“When we became an H-D dealer in 2006, we just continued this process and with our second place at the AMD World Championships in 2006, we got some international attention. Now we have two catalogs, one for H-D, one for metric, with thousands of parts and are still working on new stuff every season,” Mix said.
Among this new stuff is the Thunderbike Nickel Rocker, a product of this pattern of customizing motorcycles it sells on the showroom floor to showcase parts made in-house. It also serves as an example of the customizing potential of particular models. Mix said that “Fat Ass” customs are popular in Germany and the Rocker is “always a nice ‘raw’ bike for projects because of the nice frame.”
The muscular-looking motorcycle started as a 2011 FXCWC Rocker Softail before Thunderbike’s in-house crew worked its magic on it. They kept the stock frame and drivetrain, its Twin Cam 96 engine, six-speed transmission and primary virtually the same as it came from Harley, except for the shiny nickel-plated Thunderbike ribbed rockerboxes and TB Special air filter. Its stock pipes were also ditched for a set of Vance & Hines Big Radius 2-into-2 exhausts. The nickel-plating process, a vital component to the theme of the bike, extends to a list of proprietary Thunderbike parts including the Special Air Filter, Flip Handlebars, Base Foot Controls with TB Toppers, and Alcatraz grilled headlight and taillight. Nickel-plating also adorns Thunderbike’s Radical front end with Air-Ride that is designed to look and work like a regular Springer fork but is height-adjustable and has enough room for the monster 23-inch front wheel.

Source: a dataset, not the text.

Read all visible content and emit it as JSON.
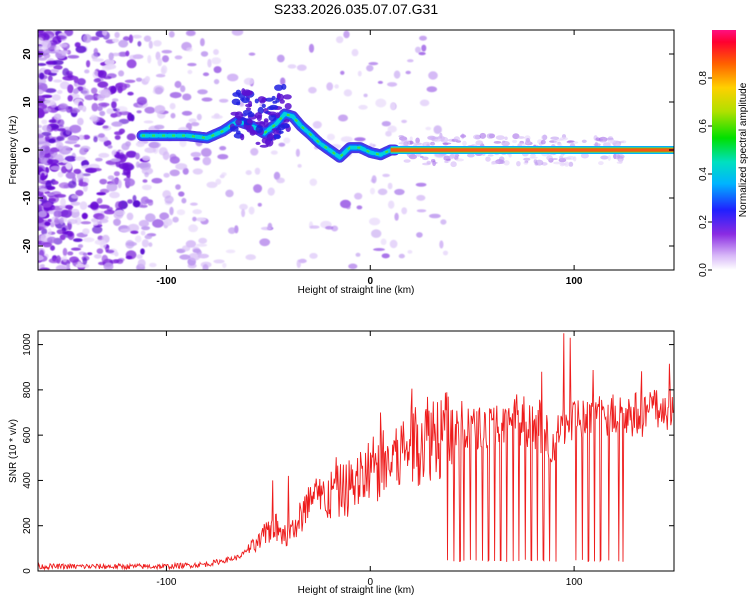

A Thunderbike Special Air Filter and Vance & Hines Big Radius 2-into-2 pipes are mated to a stock Twin Cam 96 V-Twin.
The front end of the Nickel Rocker benefits from the addition of a set of Thunderbike Flip Handlebars and a really sweet TB Radical front end with Air-Ride.
Thunderbike opened up the view of the bike’s backside by adding a single-sided swingarm, relocating the taillight and throwing on a side-mount license plate.
The five-spoke wheels are one of the Nickel Rocker’s most prominent features. Mix said the CNC-machined wheels are monoblock units cut from 400kg aluminum blocks, a process that takes almost three days on the CNC-machine. The front is wrapped in a 130/60-23 Avon Tire that comes up almost to the lower clamp of the triple trees. A large 320mm Thunderbike Vegas Wave rotor matched to a TB 6-piston caliper has been assigned stopping duties on the front, the wave rotor a sporting touch to an otherwise pure cruiser stance.
While the original Harley ribbed oil tank was retained, a little fab work went into the stretched aluminum tank and revised rear section, the back fender and seat pan integrated into a single tire-hugging unit. The biggest change to the Nickel Rocker’s tail end conversion is the addition of a Thunderbike single-sided swingarm which teams with the fender to support the bike’s 21-inch back wheel. The single-sided swinger allows for an unobstructed view of the right backside and really showcases the cut and design of the killer monoblock wheel. It, too, uses a huge TB Wave Rotor for braking, this time pinched by a Buell 6-piston caliper. The back end also received Thunderbike’s Air-Ride treatment tucked away in typical Softail fashion.
In all, it took the Thunderbike team about three months to build the Nickel Rocker. Most work was done in-house, except for the nickel-plating and the flat grey paint job which was artistically applied by Ingo Kruse. TheThunderbike Nickel Rocker won 3rd place in the Modified Harley Class at the Custom Chrome Europe Show, but was built-to-order for a customer, so its run as a show bike may be over. Thunderbike did mention that it will probably make an appearance at European Bike Week in Faak, Austria.
Thunderbike’s customizing work reached the pinnacle last year when it won the Freestyle Class at the prestigious AMD World Championships of Custom Bike Building with Paintless, a beautiful streamlined café-style racer with a rebuilt 1984 Sportster Ironhead engine and an H-D 750 WLA drivetrain. A bevy of copper, brass, chrome and gold accents highlight the bike and served as inspiration for the nickel finish on the Rocker. Though Thunderbike won’t be defending its title this year as the company has been concentrating its efforts on customer projects (gotta pay the bills, after all) Mix said the next big project will probably be finished in time for European Bike Week in September. Until then, we know there’s one happy guy out there rippin’ it up around Europe on one of the most stand-out Rockers around.